No início da tarde daquele sábado, o cenário mais crítico previsto pela equipe da Hidrologia se confirmou. Ventos fortes e chuvas intensas avançavam sobre o sistema de transmissão de Furnas, provocando eventos em série e desdobramentos variados na usina.
No mesmo horário do primeiro desligamento, às 12h57, houve falta de energia no Refúgio Biológico de Itaipu, alimentado pela usina. Às 13h10, alarmes anunciavam que a linha de 765kV Foz-Ivaiporã 2 também estava desligada. Às 13h42, a Segurança Empresarial comunicou à Diretoria Técnica que os ventos estouraram as portas de vidro do hall do Edifício da Produção. Aquele não seria um dia normal.

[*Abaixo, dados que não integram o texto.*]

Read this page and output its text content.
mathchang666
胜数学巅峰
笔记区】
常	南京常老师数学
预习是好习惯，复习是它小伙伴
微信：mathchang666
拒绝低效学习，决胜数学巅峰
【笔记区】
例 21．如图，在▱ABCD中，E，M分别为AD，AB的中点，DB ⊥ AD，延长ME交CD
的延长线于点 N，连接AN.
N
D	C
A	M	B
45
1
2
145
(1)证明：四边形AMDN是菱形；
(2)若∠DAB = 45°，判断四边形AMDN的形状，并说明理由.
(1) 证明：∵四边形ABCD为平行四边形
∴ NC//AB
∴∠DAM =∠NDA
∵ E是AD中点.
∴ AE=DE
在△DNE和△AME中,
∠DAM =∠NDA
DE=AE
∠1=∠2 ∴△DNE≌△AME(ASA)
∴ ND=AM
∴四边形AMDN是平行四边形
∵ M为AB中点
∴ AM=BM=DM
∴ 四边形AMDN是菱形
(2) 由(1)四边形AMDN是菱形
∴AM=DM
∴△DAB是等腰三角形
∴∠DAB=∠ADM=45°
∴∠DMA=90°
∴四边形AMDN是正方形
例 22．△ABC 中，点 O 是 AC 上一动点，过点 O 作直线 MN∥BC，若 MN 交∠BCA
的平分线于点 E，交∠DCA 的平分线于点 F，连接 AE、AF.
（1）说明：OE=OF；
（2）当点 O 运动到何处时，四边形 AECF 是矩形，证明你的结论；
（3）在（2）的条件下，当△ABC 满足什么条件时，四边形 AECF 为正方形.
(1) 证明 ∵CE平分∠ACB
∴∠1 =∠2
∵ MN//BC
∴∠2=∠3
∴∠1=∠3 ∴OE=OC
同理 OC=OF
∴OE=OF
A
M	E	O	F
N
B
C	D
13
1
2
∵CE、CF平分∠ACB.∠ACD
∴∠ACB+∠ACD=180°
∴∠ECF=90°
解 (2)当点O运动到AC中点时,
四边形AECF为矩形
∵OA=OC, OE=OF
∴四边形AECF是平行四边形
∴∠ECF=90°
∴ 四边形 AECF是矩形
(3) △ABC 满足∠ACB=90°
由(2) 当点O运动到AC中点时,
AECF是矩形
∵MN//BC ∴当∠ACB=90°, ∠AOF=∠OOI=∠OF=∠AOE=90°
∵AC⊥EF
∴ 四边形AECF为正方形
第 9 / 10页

O engenheiro Paulo Zanelli Junior, gerente da Divisão de Operação da Usina e Subestações, responsável pelas salas de supervisão e controle central (CCR) e da subestação da margem paraguaia, anotou oito perturbações e 15 ocorrências operativas em apenas uma hora e meia – como partida e parada de unidades geradoras e abertura e fechamento do vertedouro. “Tudo isso vai acontecendo e gerando uma necessidade de ação, comunicação em tempo real, decisões rápidas, sempre pautadas em procedimentos vigentes, na habilidade e na experiência da equipe”, pontua.
Segundo ele, qualquer deslize – como desligar a unidade geradora errada ou trocar o vertimento de uma calha para outra – poderia agravar os problemas. “Quando você lê a letra fria de um relatório, não consegue sentir o que é o momento, ali na sala de controle. Foi um trabalho intenso da equipe binacional, que não parou em nenhum momento.”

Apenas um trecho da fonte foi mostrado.